Penn State Intercom......October 23, 2002

Enrollment stays within
plans for modest growth

Minority enrollment hits all-time high

Following a year of record applications to the University, Penn State has seen enrollment growth continue its upward trend, setting a new record while staying within the University's plans of controlled and modest growth.

According to official figures tabulated by the Office of Enrollment Management, enrollment at the University's 24 locations has reached 83,038 students this fall -- an increase of 1,334 students (1.6 percent) over 2001-2002. At the University Park campus enrollment has grown to 41,445, an increase of 617 students (1.5 percent).

"These latest enrollment figures demonstrate that the high demand and value placed in a Penn State education are stronger than ever," said President Graham B. Spanier. "We continue to be one of the nation's most popular universities, and we are pleased that the incoming class this fall was more diverse and more talented than ever."

The new enrollment figures reflect a continuing effort by the University to maintain steady enrollment at the University Park campus while fostering modest growth at other campus locations.
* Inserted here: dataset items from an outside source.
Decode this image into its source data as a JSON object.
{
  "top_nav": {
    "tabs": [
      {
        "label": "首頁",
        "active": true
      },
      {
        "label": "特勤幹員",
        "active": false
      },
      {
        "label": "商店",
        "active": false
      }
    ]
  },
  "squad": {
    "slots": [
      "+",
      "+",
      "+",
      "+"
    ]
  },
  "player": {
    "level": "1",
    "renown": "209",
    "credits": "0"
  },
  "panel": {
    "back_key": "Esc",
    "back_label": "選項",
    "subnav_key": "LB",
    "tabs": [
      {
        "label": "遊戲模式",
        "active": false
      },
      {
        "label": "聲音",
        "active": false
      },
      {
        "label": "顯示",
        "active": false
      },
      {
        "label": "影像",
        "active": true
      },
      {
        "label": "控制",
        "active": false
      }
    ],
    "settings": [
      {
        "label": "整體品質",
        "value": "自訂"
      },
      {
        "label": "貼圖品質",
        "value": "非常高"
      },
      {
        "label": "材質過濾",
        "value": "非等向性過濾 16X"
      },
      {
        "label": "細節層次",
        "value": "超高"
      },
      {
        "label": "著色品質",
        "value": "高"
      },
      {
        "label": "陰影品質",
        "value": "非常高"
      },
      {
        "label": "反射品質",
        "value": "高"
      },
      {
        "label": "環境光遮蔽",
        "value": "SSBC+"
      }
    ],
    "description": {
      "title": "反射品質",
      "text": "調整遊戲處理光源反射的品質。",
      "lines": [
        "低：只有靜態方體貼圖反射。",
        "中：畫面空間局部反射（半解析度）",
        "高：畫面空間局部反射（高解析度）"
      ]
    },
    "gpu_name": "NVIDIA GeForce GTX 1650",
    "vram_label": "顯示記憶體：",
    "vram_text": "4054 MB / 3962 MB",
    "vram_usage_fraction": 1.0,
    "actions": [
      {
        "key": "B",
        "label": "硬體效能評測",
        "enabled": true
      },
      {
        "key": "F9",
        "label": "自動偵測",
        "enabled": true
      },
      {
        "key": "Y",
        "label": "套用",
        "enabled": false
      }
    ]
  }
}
In 1996, Penn State restructured its statewide system to provide increased opportunities to upper-division students so that they could complete their degrees at a campus other than University Park.

"For the past several years, our plan to keep University Park enrollment stable while enhancing opportunities for upper division students at other campus locations to continue and complete their studies at that campus has successfully evolved," said John Romano, vice provost and dean for enrollment management.
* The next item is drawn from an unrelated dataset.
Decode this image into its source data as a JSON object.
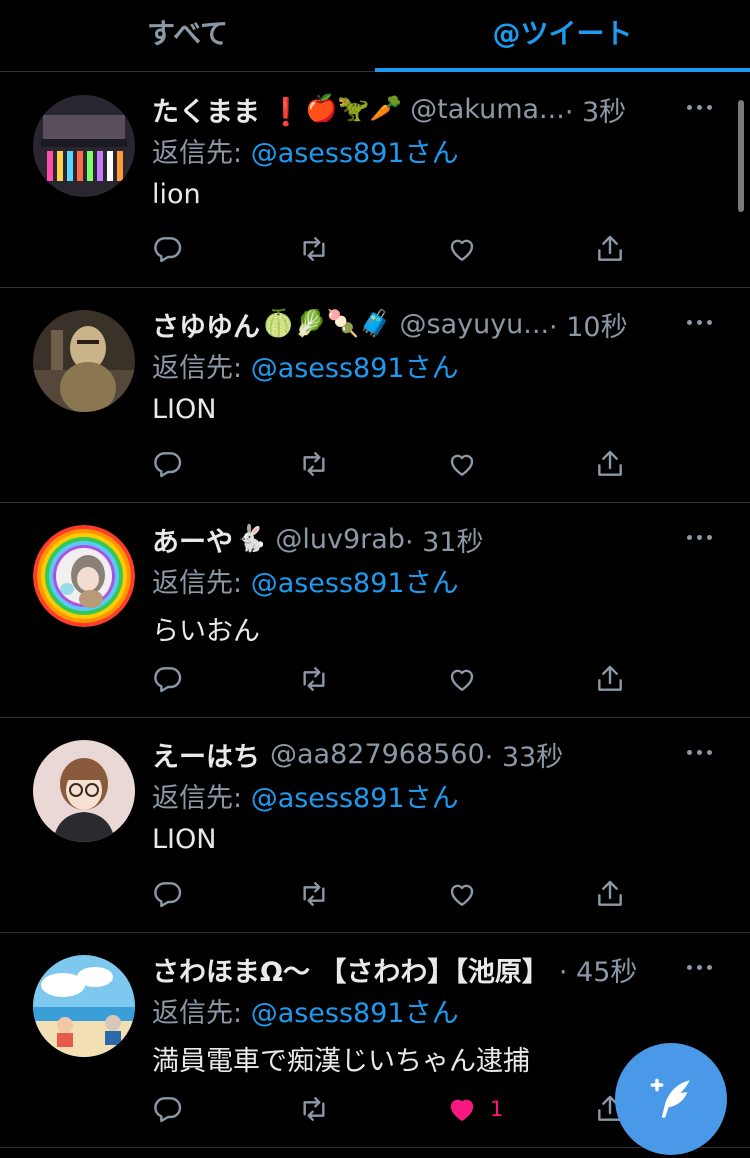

This year, 914 more undergraduate students are enrolled University-wide -- a total of 71,301 students (34,829 at University Park). Graduate student enrollment increased by 420 over last year, to a total of 11,737 (6,616 at University Park).
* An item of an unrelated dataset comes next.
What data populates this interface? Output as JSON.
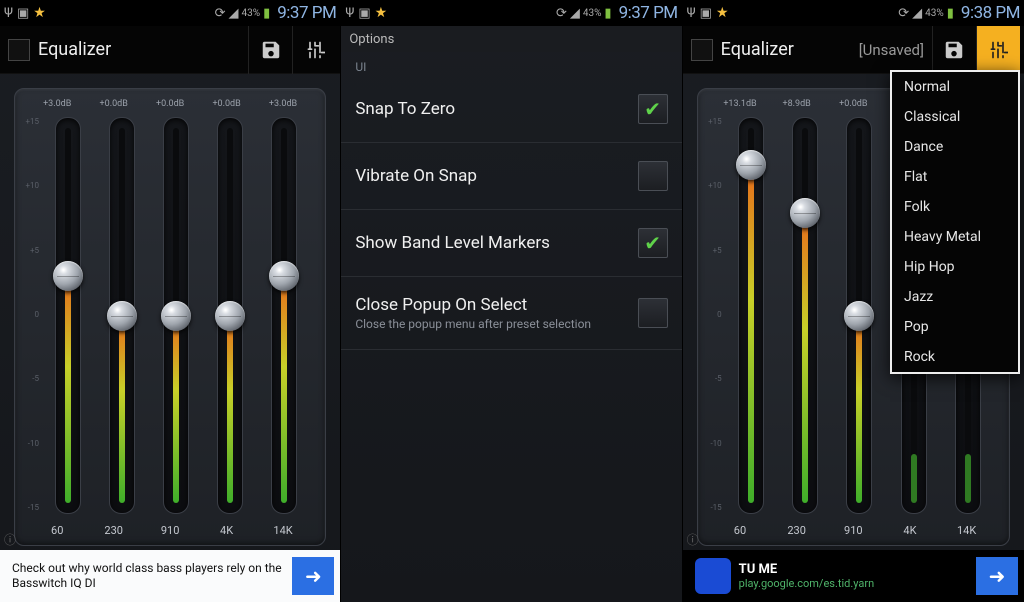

Enrollment in the University's College of Medicine in Hershey grew by 26 students to 675 for 2002-2003, while Penn State's Dickinson School of Law grew by 60 students to an enrollment of 601. The most marked growth occurred at the Pennsylvania College of Technology in Williamsport, where 5,963 are now enrolled -- an increase of 425 students over last year, or 7.7 percent.

Minority enrollment at the University grew at a higher rate than overall enrollment. Total minority enrollment at all campuses is 9,352, an increase of 483 students (5 percent) over last year. At University Park, minority enrollment stands at 4,960, an increase of 271 students (6 percent). Minority students system-wide comprise nearly 11.3 percent of the overall student population and more than 11.9 percent of the University Park student body.

"Penn State's attraction for minorities is similar to what makes it attractive to many young people -- convenient locations around the Commonwealth, an internationally recognized name for high quality and the broad number of research activities in which undergraduate students can get involved," said Terrell Jones, vice provost for educational equity.

A further breakdown on enrollment figures can be found online under the “Students” section of the Penn State Fact Book at

For a pdf version of the enrollment graphics, click here.

Minority enrollment
hits all-time high

As has occurred every year for more than a decade, enrollment of minority students at the University has increased again.

Minority enrollment increased 5 percent, or by 483 students, over the numbers for fall 2001. There are now 9,352 minority students attending the University's 24 locations around the Commonwealth.

The number of African-American students attending Penn State increased by 167 this year, with 79 additional African-American students at the University Park campus. The increase represents a 5 percent gain in African-American students at University Park, for a new total of 1,654. There are a total of 3,741 African-American students attending all Penn State locations this year.

"Penn State continues to be one of the key educators of minorities in Pennsylvania higher education," said Terrell Jones, vice provost for educational equity.

"The real keys to our enrollment success are our high minority student retention and graduation rates," Jones said. "Penn State has the highest African-American graduation rate in the Big Ten. That means we have a good understanding of the campus climate, faculty involvement and student support services necessary for student success."

Undergraduate students at Penn State have participated in teams preparing experiments for space shuttle launches; helped design fuel-efficient automobiles; studied with teams on overseas projects; and taken on other roles in the half-billion dollars in annual research that occurs at Penn State.

"We think a Penn State education prepares students in a unique way for succeeding in their lives after graduation day," Jones said.

Overall enrollment at Penn State is 83,038 students this year. Other minority enrollment figures include: 3,527 Asian/Pacific Islander; 1,944 Hispanic; and 140 Native American.